The code below will select every productid array. How could I group them by all the product id in each array? If LINQ can not do it, what will be the best way?
var productids = (from p in purchaseorders
select p.ProductID).ToArray();
Thanks
All replies (6)
Thursday, October 14, 2010 11:39 AM ✅Answered
An numcric key is probably faster as a string key
- also in terms of creating it and also of using it in
IEnumerable.GroupBy() or any other Linq
method that comes into play.
Also if the key is a lambda expression and not a simple
field/prop of a class, its body is executed multiple times,
which will also have an neg. performance impact.

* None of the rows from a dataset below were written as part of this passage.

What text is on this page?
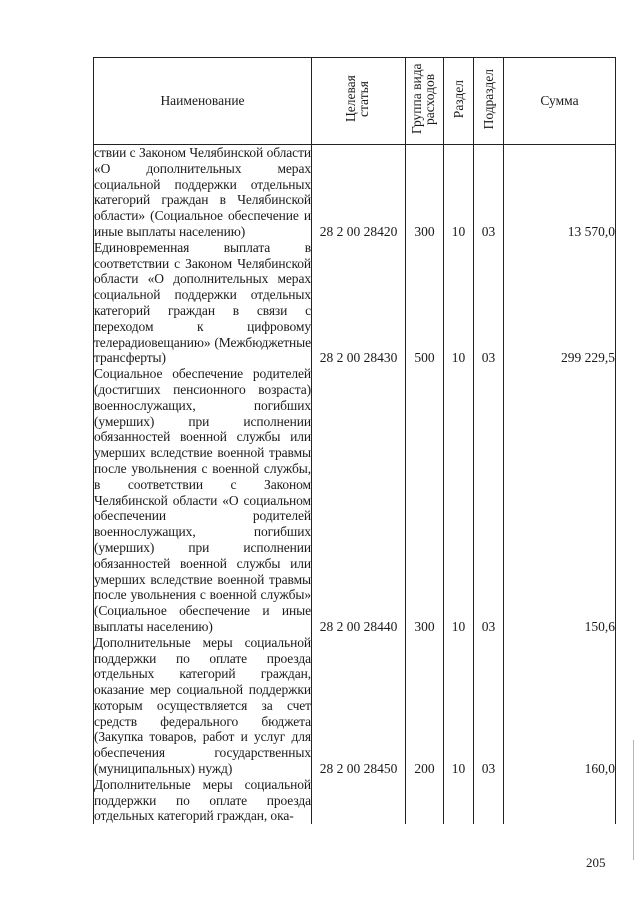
Наименование	Целевая статья	Группа вида расходов	Раздел	Подраздел	Сумма
ствии с Законом Челябинской области «О дополнительных мерах социальной поддержки отдельных категорий граждан в Челябинской области» (Социальное обеспечение и иные выплаты населению)	28 2 00 28420	300	10	03	13 570,0
Единовременная выплата в соответствии с Законом Челябинской области «О дополнительных мерах социальной поддержки отдельных категорий граждан в связи с переходом к цифровому телерадиовещанию» (Межбюджетные трансферты)	28 2 00 28430	500	10	03	299 229,5
Социальное обеспечение родителей (достигших пенсионного возраста) военнослужащих, погибших (умерших) при исполнении обязанностей военной службы или умерших вследствие военной травмы после увольнения с военной службы, в соответствии с Законом Челябинской области «О социальном обеспечении родителей военнослужащих, погибших (умерших) при исполнении обязанностей военной службы или умерших вследствие военной травмы после увольнения с военной службы» (Социальное обеспечение и иные выплаты населению)	28 2 00 28440	300	10	03	150,6
Дополнительные меры социальной поддержки по оплате проезда отдельных категорий граждан, оказание мер социальной поддержки которым осуществляется за счет средств федерального бюджета (Закупка товаров, работ и услуг для обеспечения государственных (муниципальных) нужд)	28 2 00 28450	200	10	03	160,0
Дополнительные меры социальной поддержки по оплате проезда отдельных категорий граждан, ока-					
205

So, having an effective algorithm to build a numeric key
(aka hashcode) based on the productid array elements,
will most likely speed up you code.
In other words:
public class PurchaseOrder
{
private int[] _productID;
private int _hashCode;
public override int GetHashCode(){return _hashCode;}
int[] ProductID
{
get { return _productID; }
set {
_productID = value;
_hashCode = /* you algorithm goes here */;
}
}
//group the orders
var groupedIds = purchaseOrders
.GroupBy(p => p.GetHashCode())
.Select(g => g.First().ProductID)
.ToArray();
Chris
Thursday, October 14, 2010 3:48 PM ✅Answered
Hi Reed,
Thanks for you reply.
In terms of performance, will the IEqualityComparer<int[]> methods performs well? what will be the best way to implement the GetHashCode function?
We need to run it on huge amout of data.
The GetHashCode implementation will depend on how many elements you're talking about in the array. What I posted isn't bad, though it will provide the same hash for different ordering of the same numbers. If you have long arrays, you should only hash a subset of the elements (as you want it to be fast).

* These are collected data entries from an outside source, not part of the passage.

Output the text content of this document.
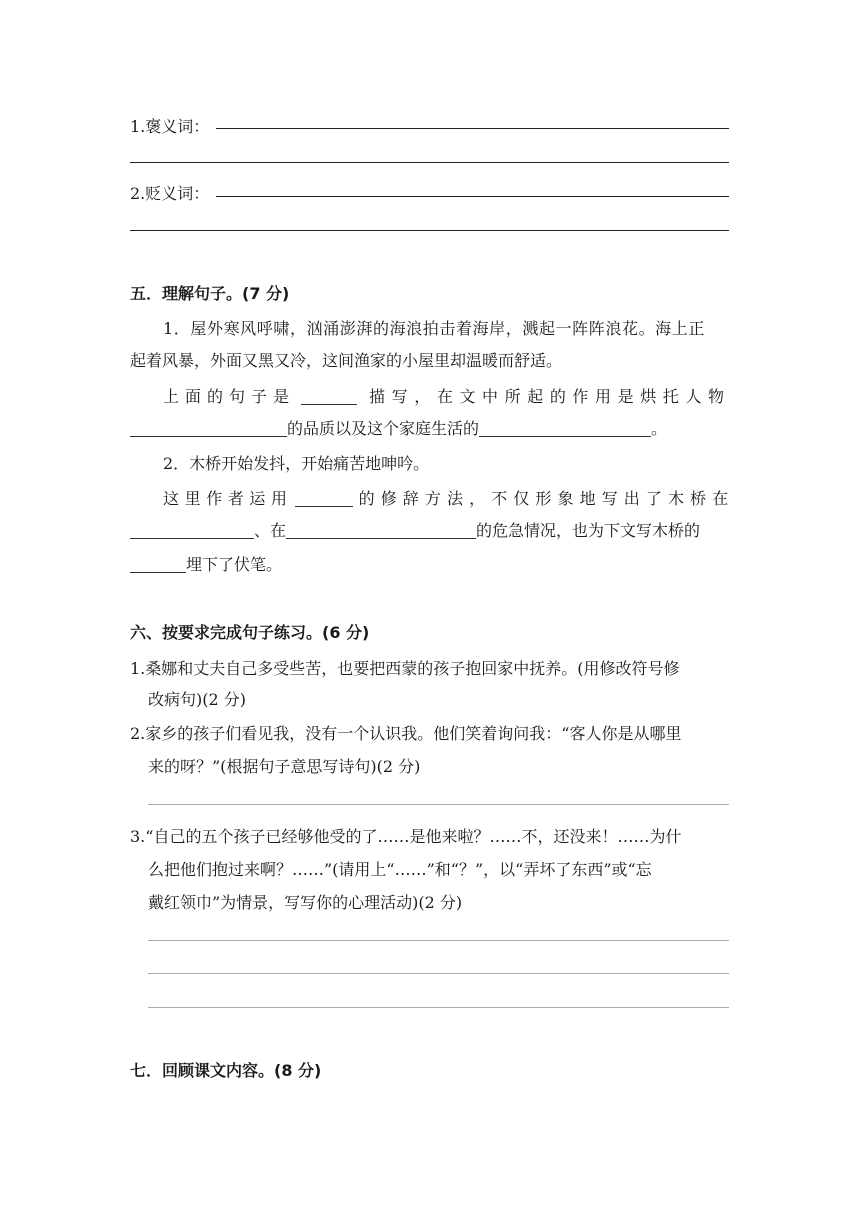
1.褒义词：
2.贬义词：
五．理解句子。(7 分)
1．屋外寒风呼啸，汹涌澎湃的海浪拍击着海岸，溅起一阵阵浪花。海上正
起着风暴，外面又黑又冷，这间渔家的小屋里却温暖而舒适。
上面的句子是	描写，在文中所起的作用是烘托人物
的品质以及这个家庭生活的	。
2．木桥开始发抖，开始痛苦地呻吟。
这里作者运用	的修辞方法，不仅形象地写出了木桥在
、在	的危急情况，也为下文写木桥的
埋下了伏笔。
六、按要求完成句子练习。(6 分)
1.桑娜和丈夫自己多受些苦，也要把西蒙的孩子抱回家中抚养。(用修改符号修
改病句)(2 分)
2.家乡的孩子们看见我，没有一个认识我。他们笑着询问我：“客人你是从哪里
来的呀？”(根据句子意思写诗句)(2 分)
3.“自己的五个孩子已经够他受的了……是他来啦？……不，还没来！……为什
么把他们抱过来啊？……”(请用上“……”和“？”，以“弄坏了东西”或“忘
戴红领巾”为情景，写写你的心理活动)(2 分)
七．回顾课文内容。(8 分)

If you're talking a very large dataset, you might want to consider putting the data into a database and doing the query there. LINQ's GroupBy and Distinct will both require some hashing (though my implementation above will be quite a bit less overhead than string joining + grouping).

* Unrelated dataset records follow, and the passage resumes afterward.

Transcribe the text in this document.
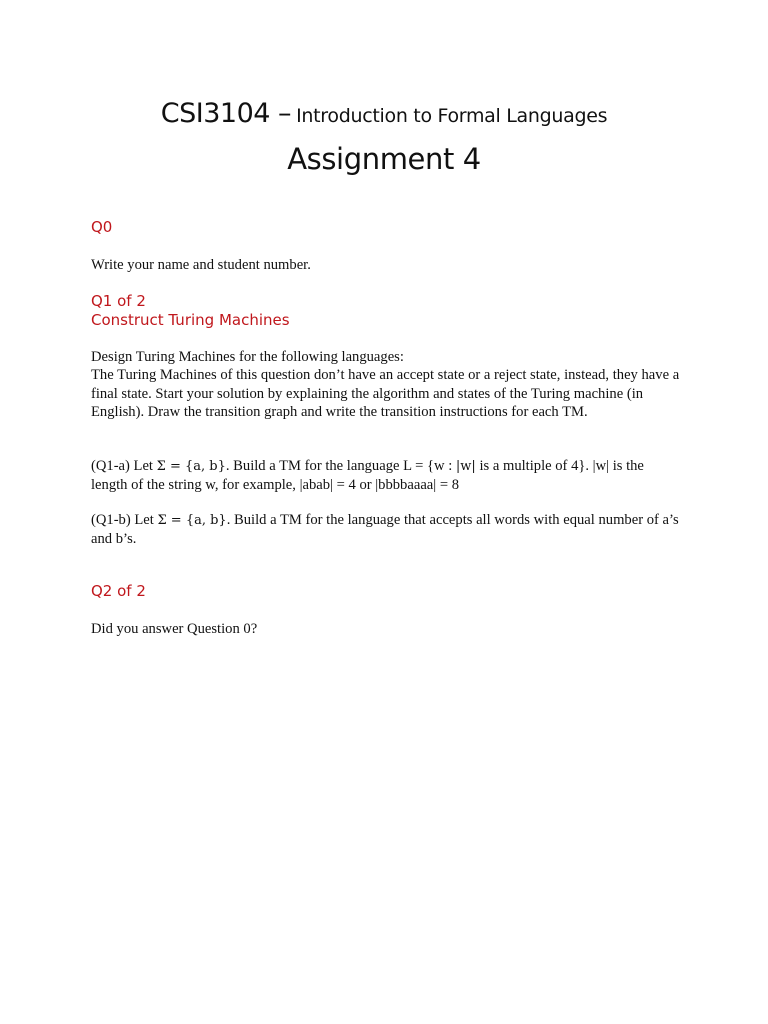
CSI3104 – Introduction to Formal Languages
Assignment 4
Q0
Write your name and student number.
Q1 of 2
Construct Turing Machines

Design Turing Machines for the following languages:

The Turing Machines of this question don’t have an accept state or a reject state, instead, they have a final state. Start your solution by explaining the algorithm and states of the Turing machine (in English). Draw the transition graph and write the transition instructions for each TM.

(Q1-a) Let Σ = {a, b}. Build a TM for the language L = {w : |w| is a multiple of 4}. |w| is the length of the string w, for example, |abab| = 4 or |bbbbaaaa| = 8
(Q1-b) Let Σ = {a, b}. Build a TM for the language that accepts all words with equal number of a’s and b’s.
Q2 of 2
Did you answer Question 0?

Reed Copsey, Jr. - http://reedcopsey.com
Wednesday, October 13, 2010 11:53 PM
You would need an IEqualityComparer<int[]> to do this:
public IntArrayEqualityComparer : IEqualityComparer<int[]>
{
public bool Equals(int[] array1, int[] array2)
{
return array1.SequenceEquals(array2);
}
public int GetHashCode(int[] arr)
{
// Implement some hash - this isn't great, but it'll work
int hash = array.Length;
foreach(var i in arr)
hash = hash ^ i;
return hash;
}
}
With this method, you could then do:
int[][] productIds = purchaseorders.Select(p => p.ProductID).Distinct(new IntArrayEqualityComparer()).ToArray();
Reed Copsey, Jr. - http://reedcopsey.com
Thursday, October 14, 2010 2:42 AM
Hi
you could join the int[] and use the string as the key to group by:
PurchaseOrder[] purchaseOrders = {
new PurchaseOrder{ProductID = new []{1,2,3,4,5}},
new PurchaseOrder{ProductID = new []{2,3,4,5,6}},
new PurchaseOrder{ProductID = new []{3,4,5,6,7}},
new PurchaseOrder{ProductID = new []{4,5,6,7,8}},
new PurchaseOrder{ProductID = new []{5,6,7,8,9}},
new PurchaseOrder{ProductID = new []{2,3,4,5,6}},
new PurchaseOrder{ProductID = new []{1,2,3,4,5}},
};
var groupedIds = purchaseOrders
.GroupBy(p => string.Join(",", p.ProductID))
.Select(g => g.First().ProductID)
.ToArray();
If this is exercised on huge data amounts then building some kind
of unique int32 / int64 out of the productid - which is calculated
only once per instance - and that serves as a key to group by -
is recommended.
Chris
Thursday, October 14, 2010 8:17 AM
Hi Chris,
Thanks for your reply.
The query will be running on a humg amount of data.
Could you please explain more in detail about **"If this is exercised on huge data amounts then building some kind
of unique int32 / int64 out of the productid - which is calculated
only once per instance - and that serves as a key to group by -
is recommended. "?
**
Thanks
Thursday, October 14, 2010 8:19 AM
Hi Reed,
Thanks for you reply.
In terms of performance, will the IEqualityComparer<int[]> methods performs well? what will be the best way to implement the GetHashCode function?
We need to run it on huge amout of data.